Parti, Filistin Dayanışma Kampanyası’nın son parti konferansı için hazırladığı bildiride İsrail’i bir apartheid devleti olarak tanımlamasını yasakladı.

Starmer şu ana kadar LBC’ye verdiği ve İsrail’in Gazze’de kuşatma altındaki Filistinlilerin su ve elektriğini kesmeye hakkı olduğunu söylediği röportaj için özür dilemeyi ya da röportajını geri çekmeyi reddetti.

Eski bir insan hakları avukatı olarak şunları söylemişti:

“İsrail’in bu hakka sahip olduğunu düşünüyorum. Bu devam eden bir durum, tabii ki her şey uluslararası hukuk çerçevesinde yapılmalı ama İsrail’in kendini savunma hakkı olduğu yönündeki temel ilkelerden uzaklaşmak istemiyorum.”

Bir başka insan hakları avukatı olan İşçi Partili gölge Adalet Bakanı Emily Thornberry de İsrail’in elektrik ve suyu kesme kararını destekleyerek İsrail’in “kendini savunmaya mutlak hakkı olduğunu” söyledi.

Gölge Dışişleri Bakanı David Lammy, İşçi Partisi’nin “İsrail halkının yanında olduğunu” söyledi. Filistinliler hakkında hiçbir şey söylemedi.

Pazar günü Lisa Nandy, İsrail’in Gazze’yi kuşatarak uluslararası hukuku çiğnediğini söylemeyi dört kez reddetti.

Starmer anında bir tepkiyle karşılaştı. Sekiz İşçi Partili meclis üyesinin istifasının ardından parti Oxford Belediye Meclisi’nin kontrolünü kaybetti.

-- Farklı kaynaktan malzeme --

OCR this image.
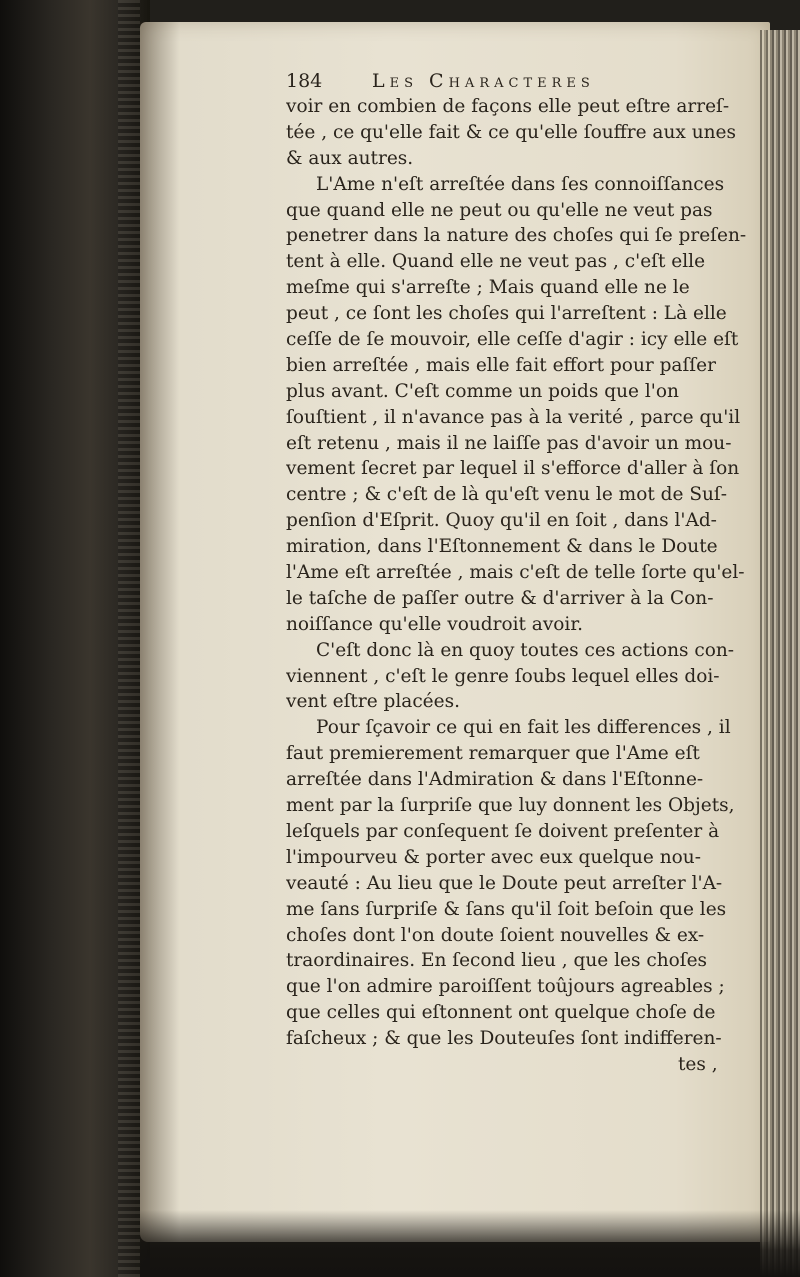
184	Les Characteres
voir en combien de façons elle peut eſtre arreſ-
tée , ce qu'elle fait & ce qu'elle ſouffre aux unes
& aux autres.
L'Ame n'eſt arreſtée dans ſes connoiſſances
que quand elle ne peut ou qu'elle ne veut pas
penetrer dans la nature des choſes qui ſe preſen-
tent à elle. Quand elle ne veut pas , c'eſt elle
meſme qui s'arreſte ; Mais quand elle ne le
peut , ce ſont les choſes qui l'arreſtent : Là elle
ceſſe de ſe mouvoir, elle ceſſe d'agir : icy elle eſt
bien arreſtée , mais elle fait effort pour paſſer
plus avant. C'eſt comme un poids que l'on
ſouſtient , il n'avance pas à la verité , parce qu'il
eſt retenu , mais il ne laiſſe pas d'avoir un mou-
vement ſecret par lequel il s'efforce d'aller à ſon
centre ; & c'eſt de là qu'eſt venu le mot de Suſ-
penſion d'Eſprit. Quoy qu'il en ſoit , dans l'Ad-
miration, dans l'Eſtonnement & dans le Doute
l'Ame eſt arreſtée , mais c'eſt de telle ſorte qu'el-
le taſche de paſſer outre & d'arriver à la Con-
noiſſance qu'elle voudroit avoir.
C'eſt donc là en quoy toutes ces actions con-
viennent , c'eſt le genre ſoubs lequel elles doi-
vent eſtre placées.
Pour ſçavoir ce qui en fait les differences , il
faut premierement remarquer que l'Ame eſt
arreſtée dans l'Admiration & dans l'Eſtonne-
ment par la ſurpriſe que luy donnent les Objets,
leſquels par conſequent ſe doivent preſenter à
l'impourveu & porter avec eux quelque nou-
veauté : Au lieu que le Doute peut arreſter l'A-
me ſans ſurpriſe & ſans qu'il ſoit beſoin que les
choſes dont l'on doute ſoient nouvelles & ex-
traordinaires. En ſecond lieu , que les choſes
que l'on admire paroiſſent toûjours agreables ;
que celles qui eſtonnent ont quelque choſe de
faſcheux ; & que les Douteuſes ſont indifferen-
tes ,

Cumartesi gecesine kadar 20 İşçi Partili meclis üyesi daha istifa etmişti. İşçi Partisi kontrolündeki en az iki konsey daha el değiştirebilir.

İngiltere, 2003’teki Irak Savaşı’ndan bu yana Filistin’i destekleyen en büyük gösterilere sahne oldu. İsrail’in bombalama kampanyasına başlamasından bu yana yüz binlerce kişi sokaklarda gösteri yapıyor.

İsrail saldırılarında hayatını kaybeden Filistinlileri anmak üzere düzenlenen mitinglere milletvekillerinin katılmasını yasaklayan İşçi Partisi’nin gölge Uluslararası Ticaret Bakanı James Heartfelt’in Filistinli savaşçıların saldırılarında hayatını kaybedenleri anmak üzere düzenlenen bir mitinge katılması sorgulanıyor.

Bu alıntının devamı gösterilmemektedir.